Теплело. По всей видимости, приходила пора лета.
Я пошла на Праздник Вольностей одна. Поняв, что Эрсуль ждёт от меня приглашения, я вынуждена была ей отказать. По её молчанию я поняла, что обидела её или вызвала сбой стандартной подпрограммы её тюрингского софта, отчего и возникло такое впечатление. Но я не могла быть там с кем-то. Я не собиралась её наказывать — Эрсуль уже не раз приходилось обиженно молчать за последнее время, — но мне необходимо было быть одной в тот миг, когда что-то произойдёт. А в том, что оно произойдёт, я не сомневалась так же, как не сомневалась тогда, что это будет последняя глава.
На празднике были комнаты для игр, залы для еды, массажные салоны, места для секса; были зоны, оборудованные специально для Хозяев. Они стекались туда толпами, получив информацию по своим сетям, работавшим наподобие городских глашатаев, которые мы помогли автоматизировать. Я ещё никогда не видела в Послограде столько Хозяев.
На улицах было полно предсказателей будущего и актёров. Голографические карикатуры на прохожих вспыхивали и тут же исчезали. Мы прошли через зону безопасности: сначала сквозь терратехнические металлодетекторы и энергетические потоки, потом через биологический просцениум, который принюхивался, пока мы шли, не выдаст ли нас запах составляющих оружия. В толпе мелькали констебли.
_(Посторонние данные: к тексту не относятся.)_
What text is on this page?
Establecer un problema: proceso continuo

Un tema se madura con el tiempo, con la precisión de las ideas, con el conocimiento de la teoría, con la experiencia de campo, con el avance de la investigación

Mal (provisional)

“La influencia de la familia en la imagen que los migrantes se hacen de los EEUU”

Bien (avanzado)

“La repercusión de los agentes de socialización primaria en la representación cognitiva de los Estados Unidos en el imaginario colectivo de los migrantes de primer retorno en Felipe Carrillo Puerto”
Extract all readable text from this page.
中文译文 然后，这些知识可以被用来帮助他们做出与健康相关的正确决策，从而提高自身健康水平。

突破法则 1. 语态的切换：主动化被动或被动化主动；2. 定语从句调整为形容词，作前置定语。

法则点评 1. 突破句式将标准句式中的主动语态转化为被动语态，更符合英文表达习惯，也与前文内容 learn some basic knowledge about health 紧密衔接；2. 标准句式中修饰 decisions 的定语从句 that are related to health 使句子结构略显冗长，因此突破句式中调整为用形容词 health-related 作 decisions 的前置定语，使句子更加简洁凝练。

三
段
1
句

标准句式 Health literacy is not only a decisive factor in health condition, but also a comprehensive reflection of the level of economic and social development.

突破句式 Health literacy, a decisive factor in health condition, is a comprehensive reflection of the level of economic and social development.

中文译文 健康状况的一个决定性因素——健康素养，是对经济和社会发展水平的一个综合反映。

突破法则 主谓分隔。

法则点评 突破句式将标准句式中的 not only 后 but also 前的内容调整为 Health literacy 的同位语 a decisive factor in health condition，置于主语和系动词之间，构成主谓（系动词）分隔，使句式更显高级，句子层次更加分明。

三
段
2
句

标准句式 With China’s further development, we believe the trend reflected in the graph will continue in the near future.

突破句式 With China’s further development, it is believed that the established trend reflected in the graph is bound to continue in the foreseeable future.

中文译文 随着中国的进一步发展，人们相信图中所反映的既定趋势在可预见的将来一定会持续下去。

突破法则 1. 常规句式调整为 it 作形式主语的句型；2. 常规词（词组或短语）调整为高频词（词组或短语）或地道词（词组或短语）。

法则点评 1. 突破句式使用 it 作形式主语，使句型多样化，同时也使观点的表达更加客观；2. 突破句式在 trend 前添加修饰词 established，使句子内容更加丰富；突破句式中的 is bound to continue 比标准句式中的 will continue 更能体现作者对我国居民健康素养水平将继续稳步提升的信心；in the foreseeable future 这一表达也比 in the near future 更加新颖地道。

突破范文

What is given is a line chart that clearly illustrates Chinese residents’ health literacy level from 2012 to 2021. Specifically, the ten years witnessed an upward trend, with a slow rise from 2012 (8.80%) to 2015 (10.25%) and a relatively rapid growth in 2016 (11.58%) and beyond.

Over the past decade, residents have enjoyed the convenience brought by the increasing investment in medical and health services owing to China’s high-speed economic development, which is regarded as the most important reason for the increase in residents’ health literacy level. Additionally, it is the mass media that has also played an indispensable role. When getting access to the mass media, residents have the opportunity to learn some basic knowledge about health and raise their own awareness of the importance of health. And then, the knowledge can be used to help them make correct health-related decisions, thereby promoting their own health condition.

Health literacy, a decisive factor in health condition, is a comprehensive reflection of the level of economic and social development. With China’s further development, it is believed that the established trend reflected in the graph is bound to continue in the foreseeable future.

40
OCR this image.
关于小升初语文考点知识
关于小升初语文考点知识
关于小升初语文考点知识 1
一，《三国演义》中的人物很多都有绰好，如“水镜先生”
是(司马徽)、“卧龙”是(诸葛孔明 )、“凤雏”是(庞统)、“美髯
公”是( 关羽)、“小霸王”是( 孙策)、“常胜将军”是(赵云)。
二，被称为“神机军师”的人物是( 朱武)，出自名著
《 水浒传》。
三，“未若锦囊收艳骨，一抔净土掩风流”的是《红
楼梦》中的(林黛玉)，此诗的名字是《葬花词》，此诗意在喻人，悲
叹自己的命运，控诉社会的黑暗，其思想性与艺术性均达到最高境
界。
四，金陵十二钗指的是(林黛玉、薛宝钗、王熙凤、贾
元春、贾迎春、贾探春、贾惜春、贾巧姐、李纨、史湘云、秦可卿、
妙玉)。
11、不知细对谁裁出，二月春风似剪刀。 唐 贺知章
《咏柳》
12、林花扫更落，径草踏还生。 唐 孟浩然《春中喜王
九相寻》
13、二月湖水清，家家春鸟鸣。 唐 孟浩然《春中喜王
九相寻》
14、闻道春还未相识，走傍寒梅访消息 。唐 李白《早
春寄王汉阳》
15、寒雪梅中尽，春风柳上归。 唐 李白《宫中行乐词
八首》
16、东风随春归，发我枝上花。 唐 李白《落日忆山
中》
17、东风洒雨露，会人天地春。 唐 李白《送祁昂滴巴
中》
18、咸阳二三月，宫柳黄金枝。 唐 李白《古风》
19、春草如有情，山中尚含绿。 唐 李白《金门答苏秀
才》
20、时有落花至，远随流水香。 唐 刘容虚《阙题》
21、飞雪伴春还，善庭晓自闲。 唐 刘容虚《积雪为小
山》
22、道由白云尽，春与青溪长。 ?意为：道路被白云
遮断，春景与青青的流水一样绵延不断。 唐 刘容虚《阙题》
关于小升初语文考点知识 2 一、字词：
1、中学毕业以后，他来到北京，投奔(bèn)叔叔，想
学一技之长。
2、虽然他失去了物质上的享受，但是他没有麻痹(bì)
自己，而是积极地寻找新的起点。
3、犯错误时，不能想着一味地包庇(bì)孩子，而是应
К ночи люди и кеди ещё больше напились или обкурились. Дети носились с поручениями как сумасшедшие. Внутрь забрели автомы. Я видела стручок взрослых шурази и одинокого паннегетча, бросающего кости. Хозяева наблюдали за нашей игрой в деньги. Они смотрели, не отрываясь, как туристы, вслушивались в песенки, которыми сопровождалась игра, приятно возбуждённые их мелодиями. Скайла нигде не было.
По-моему, ариекаи никогда не понимали нашего пристрастия к симметрии и всякого рода точкам отсчёта, вроде солнцестояния или полдня. Но Праздник Вольностей был затеян не только для них, но и для нас, и потому в полночь начался Фестиваль Лжецов.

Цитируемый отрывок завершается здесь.